We’ve recently been using the R tsne package to implement the TSNE plotting in SeqMonk, but with somewhat unexpectedly poor results, even from quite different datasets. I’ve now been made aware that there is also an Rtsne package, and that several people have reported problems with the tsne package which weren’t present in Rtnse so I wanted to test both performance and output from the two.
I have a smallish dataset (available from here) with big differneces in it so it should be really easy to separate.
setwd("C:/Users/andrewss/Desktop/Tsne_test/")
read.delim("tsne_data.txt") -> tsne.data
rownames(tsne.data) <- tsne.data$Probe
tsne.data[14:31] -> tsne.data
tsne.data
dim(tsne.data)
[1] 1510 18
PCA
As a point of comparison we’ll start with a simple PCA to see how well that does.
start.time <- proc.time()
prcomp(t(tsne.data)) -> pca.result
proc.time()-start.time
user system elapsed
0.01 0.00 0.03
We can plot this to see how well it separates.
plot(
pca.result$x[,1],
pca.result$x[,2],
pch=19, xlab="PCA PC1",
ylab="PCA PC2",
main="Separation with PCA",
col=as.factor(gsub("_.*","",colnames(tsne.data)))
)
text(pca.result$x[,1], pca.result$x[,2],gsub("_.*","",colnames(tsne.data)),pos=1, cex=0.7)

So this data separates ridiculously well (it was selected to), and works very quickly through PCA.
tsne
Now let’s try the same thing with TSNE.
We’ll try the tsne package first
library(tsne)
start.time <- proc.time()
tsne(t(tsne.data), perplexity = 5) -> tsne.result
proc.time()-start.time
user system elapsed
9.67 0.00 9.69
So for a pretty small dataset (18 samples and 1510 measures), it’s pretty slow (~300x slower than PCA).
Let’s plot the results to see if it looks sensible
plot(
tsne.result,
pch=19,
col=as.factor(gsub("_.*","",colnames(tsne.data))),
xlab="TSNE dim1",
ylab="TSNE dim2",
main="Separation with tsne package")
text(tsne.result[,1],tsne.result[,2],gsub("_.*","",colnames(tsne.data)),pos=1, cex=0.7)

Not exactly earth shattering separation.
Rtsne
Now lets try the Rtsne package
library(Rtsne)
start.time <- proc.time()
Rtsne(t(tsne.data), perplexity = 5) -> rtsne.result
proc.time()-start.time
Well that’s a whole lot faster (about 3X slower than PCA) - which seems a lot more reasonable.
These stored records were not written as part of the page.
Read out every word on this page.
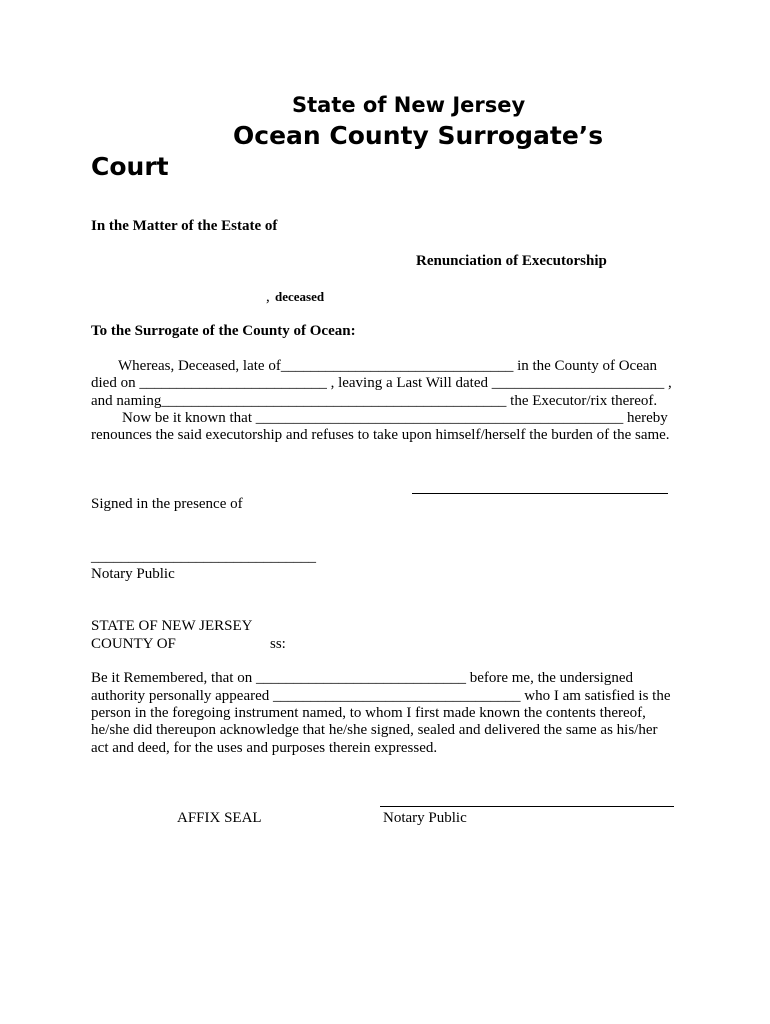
State of New Jersey
Ocean County Surrogate’s
Court
In the Matter of the Estate of
Renunciation of Executorship
, deceased
To the Surrogate of the County of Ocean:
Whereas, Deceased, late of_______________________________ in the County of Ocean
died on _________________________ , leaving a Last Will dated _______________________ ,
and naming______________________________________________ the Executor/rix thereof.
Now be it known that _________________________________________________ hereby
renounces the said executorship and refuses to take upon himself/herself the burden of the same.
Signed in the presence of
______________________________
Notary Public
STATE OF NEW JERSEY
COUNTY OF	ss:
Be it Remembered, that on ____________________________ before me, the undersigned
authority personally appeared _________________________________ who I am satisfied is the
person in the foregoing instrument named, to whom I first made known the contents thereof,
he/she did thereupon acknowledge that he/she signed, sealed and delivered the same as his/her
act and deed, for the uses and purposes therein expressed.
AFFIX SEAL	Notary Public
Let’s look at the separation
plot(
rtsne.result$Y,
col=as.factor(gsub("_.*","",colnames(tsne.data))),
pch=19,
xlab="TSNE dim1",
ylab="TSNE dim2",
main="Separation with the Rtsne package"
)
text(rtsne.result$Y[,1],rtsne.result$Y[,2],gsub("_.*","",colnames(tsne.data)),pos=1, cex=0.5)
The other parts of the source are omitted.